Northern California Casino Cache Creek Confirms Closure Due to Cyber Attack
Posted on: October 1, 2020, 02:58h.
Last updated on: October 2, 2020, 07:53h.
The Cache Creek Casino Resort in Northern California has been the victim of a cyber attack.
Owned and operated by the Yocha Dehe Wintun Nation, the Native American casino shut down on September 20. At the time, it cited a “systems infrastructure failure” as the reason. This week, the property informed guests that it was the target of an external computer attack.
“We are working closely with independent experts who regularly investigate incidents of this type to determine any risks to data security. Attacks like these are significant and can take weeks to research thoroughly,” an update on the casino’s website explains.

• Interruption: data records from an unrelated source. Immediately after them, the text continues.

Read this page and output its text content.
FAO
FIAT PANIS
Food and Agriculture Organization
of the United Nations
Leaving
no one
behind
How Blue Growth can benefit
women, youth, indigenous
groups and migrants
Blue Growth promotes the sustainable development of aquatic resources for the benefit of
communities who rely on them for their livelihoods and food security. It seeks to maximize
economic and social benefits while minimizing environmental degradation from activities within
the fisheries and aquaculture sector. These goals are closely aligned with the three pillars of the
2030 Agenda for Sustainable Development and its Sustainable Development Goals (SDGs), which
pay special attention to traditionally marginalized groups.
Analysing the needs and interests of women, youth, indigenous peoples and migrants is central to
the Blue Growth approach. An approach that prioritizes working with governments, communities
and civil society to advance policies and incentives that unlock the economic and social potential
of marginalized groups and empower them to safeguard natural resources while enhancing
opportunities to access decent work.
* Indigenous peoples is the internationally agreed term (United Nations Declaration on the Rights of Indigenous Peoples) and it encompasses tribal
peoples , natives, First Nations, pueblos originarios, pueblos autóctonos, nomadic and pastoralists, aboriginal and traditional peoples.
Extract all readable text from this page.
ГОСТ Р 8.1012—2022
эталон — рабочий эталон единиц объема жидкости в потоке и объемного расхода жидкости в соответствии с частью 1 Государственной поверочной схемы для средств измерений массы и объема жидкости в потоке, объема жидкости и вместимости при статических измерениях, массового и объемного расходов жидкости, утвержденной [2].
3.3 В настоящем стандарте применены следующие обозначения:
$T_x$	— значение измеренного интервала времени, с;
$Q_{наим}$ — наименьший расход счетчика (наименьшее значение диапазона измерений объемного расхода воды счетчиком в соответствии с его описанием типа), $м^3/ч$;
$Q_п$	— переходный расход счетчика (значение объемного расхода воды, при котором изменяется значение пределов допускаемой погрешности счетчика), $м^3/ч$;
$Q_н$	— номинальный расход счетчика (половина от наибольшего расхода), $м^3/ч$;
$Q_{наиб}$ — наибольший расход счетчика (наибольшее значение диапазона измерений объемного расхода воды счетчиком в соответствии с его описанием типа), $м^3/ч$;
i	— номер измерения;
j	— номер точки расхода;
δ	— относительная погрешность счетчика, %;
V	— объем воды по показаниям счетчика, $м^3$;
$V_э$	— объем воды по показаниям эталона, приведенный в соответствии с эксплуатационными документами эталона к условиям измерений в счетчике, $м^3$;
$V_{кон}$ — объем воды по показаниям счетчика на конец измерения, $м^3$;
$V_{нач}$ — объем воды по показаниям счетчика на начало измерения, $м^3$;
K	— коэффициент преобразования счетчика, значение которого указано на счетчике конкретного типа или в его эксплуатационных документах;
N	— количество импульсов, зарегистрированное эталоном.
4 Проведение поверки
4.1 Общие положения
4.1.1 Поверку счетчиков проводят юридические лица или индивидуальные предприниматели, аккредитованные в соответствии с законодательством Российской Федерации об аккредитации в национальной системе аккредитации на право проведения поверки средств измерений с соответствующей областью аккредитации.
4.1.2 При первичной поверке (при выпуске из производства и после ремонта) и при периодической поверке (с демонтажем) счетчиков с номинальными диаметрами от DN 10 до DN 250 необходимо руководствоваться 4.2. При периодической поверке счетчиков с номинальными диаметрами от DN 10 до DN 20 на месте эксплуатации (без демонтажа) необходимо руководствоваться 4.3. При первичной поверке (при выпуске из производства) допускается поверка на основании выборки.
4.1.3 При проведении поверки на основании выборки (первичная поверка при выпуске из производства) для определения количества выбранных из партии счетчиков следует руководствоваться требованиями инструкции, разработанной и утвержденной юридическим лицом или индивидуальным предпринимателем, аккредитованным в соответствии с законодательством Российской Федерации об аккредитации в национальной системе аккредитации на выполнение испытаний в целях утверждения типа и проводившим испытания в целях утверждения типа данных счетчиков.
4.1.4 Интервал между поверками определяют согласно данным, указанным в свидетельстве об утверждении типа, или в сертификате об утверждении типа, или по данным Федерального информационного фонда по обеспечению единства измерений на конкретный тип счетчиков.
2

If it is determined the personal information of guests or employees was exposed, we will notify affected individuals in writing. To further reassure our community, we repeat our commitment to continued full pay and benefits for our employees during this time, whether they have been asked to report for their regular shifts or not,” the notice added.
Located in Capay Valley some 30 miles northwest of Sacramento, Cache Creek offers 2,300 slot machines and 120 table games, plus a 14-table poker room. The resort has a 200-room hotel, nine restaurants, and a golf course.
In computer terminology, a cache is a hardware or software component that stores data so that future requests for that data are served faster for the computer user.
Cybercriminals utilize various forms of malicious code and software to infiltrate computer networks and systems. With US casinos hosting millions of guests each year and facilitating the transfers of tens of billions of dollars, the private data of gaming floors and resorts is seen as a gold mine for cybercriminals.
In 2013, Las Vegas Sands’ computer network was the victim of a cyber attack. Customer data, including credit cards, Social Security numbers, and driver’s licenses were compromised.
More recently, MGM Resorts was attacked in 2019 by a dark web criminal unit. Personal data of more than 10.6 million guests was stolen. But the casino giant said credit card information and passwords were not obtained.
Golden Entertainment, which owns the Las Vegas Strip’s Strat and eight other Nevada casinos, plus one in Maryland, announced last year that private information regarding its employees was compromised in an online attack.
The Sacramento Bee says federal authorities are assisting the Cache Creek Casino in determining who was behind the cyberattack, and what information was potentially stolen. The FBI is reportedly investigating if the attack’s goal is to hold the tribe hostage until a ransom payment is made.
Cache Creek is remaining closed until the casino is able to “fortify our infrastructure.”
“Unfortunately, and as reported in the news, these computer attacks are becoming increasingly frequent, with major banks, a large healthcare company, and a well-known Las Vegas casino becoming recent targets,” the casino’s statement concluded.